“Aydın” der ki; olan biteni gördükçe…
Ne ‘yarpak’ diyebildik bu hayatta,
ne de ‘torpak’…
Dolayısıyla dil dönmeyince;
‘körpü’ de diyemedik!
Sadece o kadar mı?
Elbette ki hayır…
Köprüden de geçemedik!
‘Ayıya dayı’ demeden köprüden geçilmezmiş!
Neymiş?
Köprüden geçebilmek için ‘ayıya dayı diyecekmişsin’
Vay anam vay!
Yalaka, dalkavuk ve menfaatçi bir oluşumun en adice bir öğüdüdür bu!
Ayıya dayı dersen; işin hallolur…
Şeyinin altında ‘koltuk’ durur.
Şan, şöhret/para, pul/ falan, filan emrinde,
Hatta ve dahi yediğin önünde, yemediğinse… Neyse!
Ne demek bu yahu?
‘Ayıya dayı’ diyecekmişsin?
Demem/demedim de!
Ayı kim?
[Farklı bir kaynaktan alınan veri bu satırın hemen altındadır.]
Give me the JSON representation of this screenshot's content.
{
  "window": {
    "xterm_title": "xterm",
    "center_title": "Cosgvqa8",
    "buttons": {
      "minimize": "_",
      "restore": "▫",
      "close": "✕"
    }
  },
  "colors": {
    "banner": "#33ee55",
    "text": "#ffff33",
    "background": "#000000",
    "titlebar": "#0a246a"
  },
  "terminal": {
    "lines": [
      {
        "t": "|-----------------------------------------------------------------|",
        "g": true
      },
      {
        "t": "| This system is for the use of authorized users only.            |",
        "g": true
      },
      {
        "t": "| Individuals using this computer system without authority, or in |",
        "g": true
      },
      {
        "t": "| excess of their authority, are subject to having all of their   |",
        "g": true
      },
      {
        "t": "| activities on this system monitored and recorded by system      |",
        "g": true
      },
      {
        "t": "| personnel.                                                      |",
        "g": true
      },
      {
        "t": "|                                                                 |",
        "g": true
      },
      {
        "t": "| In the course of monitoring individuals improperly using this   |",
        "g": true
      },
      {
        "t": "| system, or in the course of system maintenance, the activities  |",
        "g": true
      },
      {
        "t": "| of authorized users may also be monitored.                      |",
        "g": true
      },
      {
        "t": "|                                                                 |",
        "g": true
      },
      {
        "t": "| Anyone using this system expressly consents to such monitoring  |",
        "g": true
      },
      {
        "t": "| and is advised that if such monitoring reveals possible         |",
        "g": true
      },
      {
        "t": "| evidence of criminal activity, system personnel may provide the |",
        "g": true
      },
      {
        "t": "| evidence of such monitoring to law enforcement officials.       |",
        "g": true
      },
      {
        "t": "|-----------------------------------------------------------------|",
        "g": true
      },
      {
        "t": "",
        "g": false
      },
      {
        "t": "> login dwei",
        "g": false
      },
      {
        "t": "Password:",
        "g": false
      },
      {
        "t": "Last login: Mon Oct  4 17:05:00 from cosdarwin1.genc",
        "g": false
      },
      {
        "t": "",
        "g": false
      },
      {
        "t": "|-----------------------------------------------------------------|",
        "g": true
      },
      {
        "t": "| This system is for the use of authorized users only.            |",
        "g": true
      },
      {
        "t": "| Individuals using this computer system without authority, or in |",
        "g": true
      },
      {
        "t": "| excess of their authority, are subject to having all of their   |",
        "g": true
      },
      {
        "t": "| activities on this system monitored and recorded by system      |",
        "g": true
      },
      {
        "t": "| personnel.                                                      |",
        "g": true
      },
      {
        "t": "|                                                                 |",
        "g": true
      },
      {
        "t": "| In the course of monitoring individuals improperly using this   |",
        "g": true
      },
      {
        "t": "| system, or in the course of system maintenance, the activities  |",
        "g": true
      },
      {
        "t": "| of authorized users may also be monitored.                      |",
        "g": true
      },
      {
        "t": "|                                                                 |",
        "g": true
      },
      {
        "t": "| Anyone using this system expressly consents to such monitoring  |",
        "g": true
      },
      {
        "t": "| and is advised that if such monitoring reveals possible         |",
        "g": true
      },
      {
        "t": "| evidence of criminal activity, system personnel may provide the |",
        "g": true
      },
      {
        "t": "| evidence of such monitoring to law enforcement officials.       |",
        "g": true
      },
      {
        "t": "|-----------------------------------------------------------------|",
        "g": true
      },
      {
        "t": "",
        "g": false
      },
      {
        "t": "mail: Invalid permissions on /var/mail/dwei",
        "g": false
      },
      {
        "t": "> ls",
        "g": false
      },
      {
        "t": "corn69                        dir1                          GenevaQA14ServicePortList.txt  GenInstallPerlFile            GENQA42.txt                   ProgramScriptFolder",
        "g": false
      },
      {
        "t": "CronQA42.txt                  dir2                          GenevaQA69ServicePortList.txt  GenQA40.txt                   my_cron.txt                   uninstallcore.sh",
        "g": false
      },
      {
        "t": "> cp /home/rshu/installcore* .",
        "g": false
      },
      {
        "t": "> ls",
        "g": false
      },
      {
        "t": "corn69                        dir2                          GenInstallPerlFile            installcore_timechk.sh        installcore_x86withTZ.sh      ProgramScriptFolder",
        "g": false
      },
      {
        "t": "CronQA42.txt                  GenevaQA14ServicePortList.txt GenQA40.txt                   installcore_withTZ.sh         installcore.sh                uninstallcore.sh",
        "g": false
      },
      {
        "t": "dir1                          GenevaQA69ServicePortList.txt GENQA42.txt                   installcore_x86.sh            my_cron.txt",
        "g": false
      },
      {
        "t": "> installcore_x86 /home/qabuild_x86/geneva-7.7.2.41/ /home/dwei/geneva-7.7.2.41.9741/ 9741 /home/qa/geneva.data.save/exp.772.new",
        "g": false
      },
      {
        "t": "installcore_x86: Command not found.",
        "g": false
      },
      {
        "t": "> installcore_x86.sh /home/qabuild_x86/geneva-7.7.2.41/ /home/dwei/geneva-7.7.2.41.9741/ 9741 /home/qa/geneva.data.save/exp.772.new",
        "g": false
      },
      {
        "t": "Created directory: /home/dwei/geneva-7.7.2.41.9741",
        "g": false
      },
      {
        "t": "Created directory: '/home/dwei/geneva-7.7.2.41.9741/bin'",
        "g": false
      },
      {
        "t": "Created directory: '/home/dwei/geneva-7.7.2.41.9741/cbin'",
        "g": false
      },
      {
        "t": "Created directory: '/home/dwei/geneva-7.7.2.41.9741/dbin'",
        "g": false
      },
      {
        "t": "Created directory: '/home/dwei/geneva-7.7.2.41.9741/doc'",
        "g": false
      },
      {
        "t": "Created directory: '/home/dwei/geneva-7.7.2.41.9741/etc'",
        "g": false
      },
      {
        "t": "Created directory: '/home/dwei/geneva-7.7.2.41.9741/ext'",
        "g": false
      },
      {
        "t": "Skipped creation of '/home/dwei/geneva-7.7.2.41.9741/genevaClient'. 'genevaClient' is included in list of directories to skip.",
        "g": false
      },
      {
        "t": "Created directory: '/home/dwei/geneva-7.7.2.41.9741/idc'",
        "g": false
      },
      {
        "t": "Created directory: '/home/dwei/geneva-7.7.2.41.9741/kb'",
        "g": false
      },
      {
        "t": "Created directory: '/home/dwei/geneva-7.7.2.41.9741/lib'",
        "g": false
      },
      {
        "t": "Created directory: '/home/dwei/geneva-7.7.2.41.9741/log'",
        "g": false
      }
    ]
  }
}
Kim ayı?
Bendenize göre: Ayı, ayıdır.
Tamam çeşitli türleri vardır…
Ancak ayı yine de ayıdır!
Yani demem o ki,
Nerede adalet, ahlak ve liyakat?
Ha, kalmamış ise birileri ‘ayıya dayı diyebilir!’
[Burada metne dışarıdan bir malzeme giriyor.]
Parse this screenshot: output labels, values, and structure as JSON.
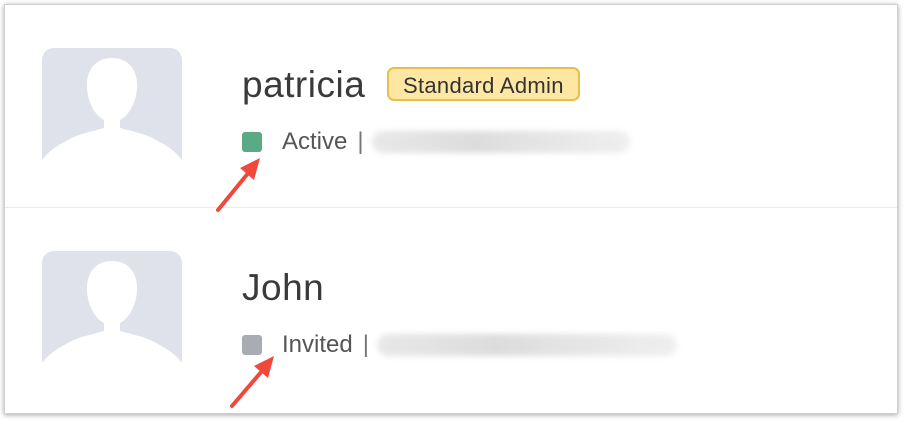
{
  "users": [
    {
      "name": "patricia",
      "role_badge": "Standard Admin",
      "status": "Active",
      "separator": "|",
      "email": "",
      "status_color": "#5aaa85"
    },
    {
      "name": "John",
      "role_badge": "",
      "status": "Invited",
      "separator": "|",
      "email": "",
      "status_color": "#a9adb3"
    }
  ],
  "annotation_color": "#f0483c",
  "icons": {
    "avatar": "user-silhouette-icon",
    "annotation": "red-arrow-icon"
  }
}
O zaman bize düşen o köprülerin başını tutan ‘ayıları’ yok etmek olmalıdır.
Ancak ve maalesef ki, beşerî her sistem kendi ‘ayılarını’ yetiştiriyor!
Köprü başını tutan bu tür ayıların yetiştiği devir olsa olsa
‘cüceler medeniyetindeki devirdir’ diye düşünmüş…
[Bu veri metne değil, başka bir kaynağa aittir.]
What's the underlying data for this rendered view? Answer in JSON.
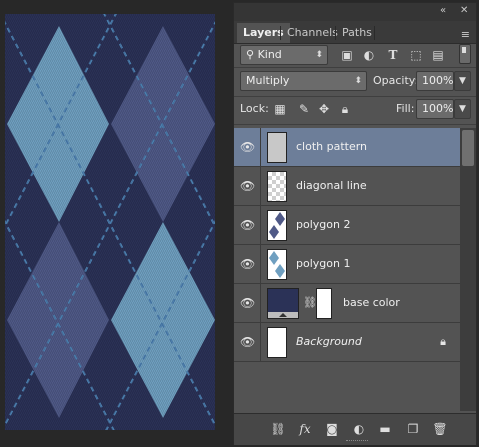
{
  "panel": {
    "tabs": [
      {
        "label": "Layers",
        "active": true
      },
      {
        "label": "Channels",
        "active": false
      },
      {
        "label": "Paths",
        "active": false
      }
    ],
    "top_icons": {
      "collapse": "«",
      "close": "✕"
    },
    "menu_icon": "≡",
    "filter": {
      "value": "Kind",
      "icon": "⚲"
    },
    "filter_icons": [
      "image-filter-icon",
      "adjustment-filter-icon",
      "type-filter-icon",
      "shape-filter-icon",
      "smart-object-filter-icon"
    ],
    "blend_mode": "Multiply",
    "opacity_label": "Opacity:",
    "opacity_value": "100%",
    "lock_label": "Lock:",
    "fill_label": "Fill:",
    "fill_value": "100%"
  },
  "layers": [
    {
      "name": "cloth pattern",
      "selected": true,
      "visible": true,
      "thumb": "gray"
    },
    {
      "name": "diagonal line",
      "selected": false,
      "visible": true,
      "thumb": "checker"
    },
    {
      "name": "polygon 2",
      "selected": false,
      "visible": true,
      "thumb": "diamond-dark"
    },
    {
      "name": "polygon 1",
      "selected": false,
      "visible": true,
      "thumb": "diamond-light"
    },
    {
      "name": "base color",
      "selected": false,
      "visible": true,
      "thumb": "solid-fill"
    },
    {
      "name": "Background",
      "selected": false,
      "visible": true,
      "thumb": "white",
      "locked": true
    }
  ],
  "bottom_icons": [
    "link-layers-icon",
    "fx-icon",
    "add-mask-icon",
    "adjustment-layer-icon",
    "new-group-icon",
    "new-layer-icon",
    "delete-layer-icon"
  ],
  "colors": {
    "canvas_base": "#2b3257",
    "diamond_light": "#6f9fc0",
    "diamond_dark": "#4f5987",
    "stitch": "#4c7fb0",
    "selected_row": "#6d7e99"
  }
}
‘Cüceler medeniyeti’ diye bir yazı da yazmıştım.
Aman Allah’ım!
Başıma gelmeyen kalmadı…
Şimdi de he mi körpi diyemirsen…
He mi de ayıya dayı.
De get otur oturduğun yerde diyorlar bize. De!
Olan biteni gördükçe…
Ayıların da dayı olduğu bir düzende: Mirim!
Otur (a) mirim!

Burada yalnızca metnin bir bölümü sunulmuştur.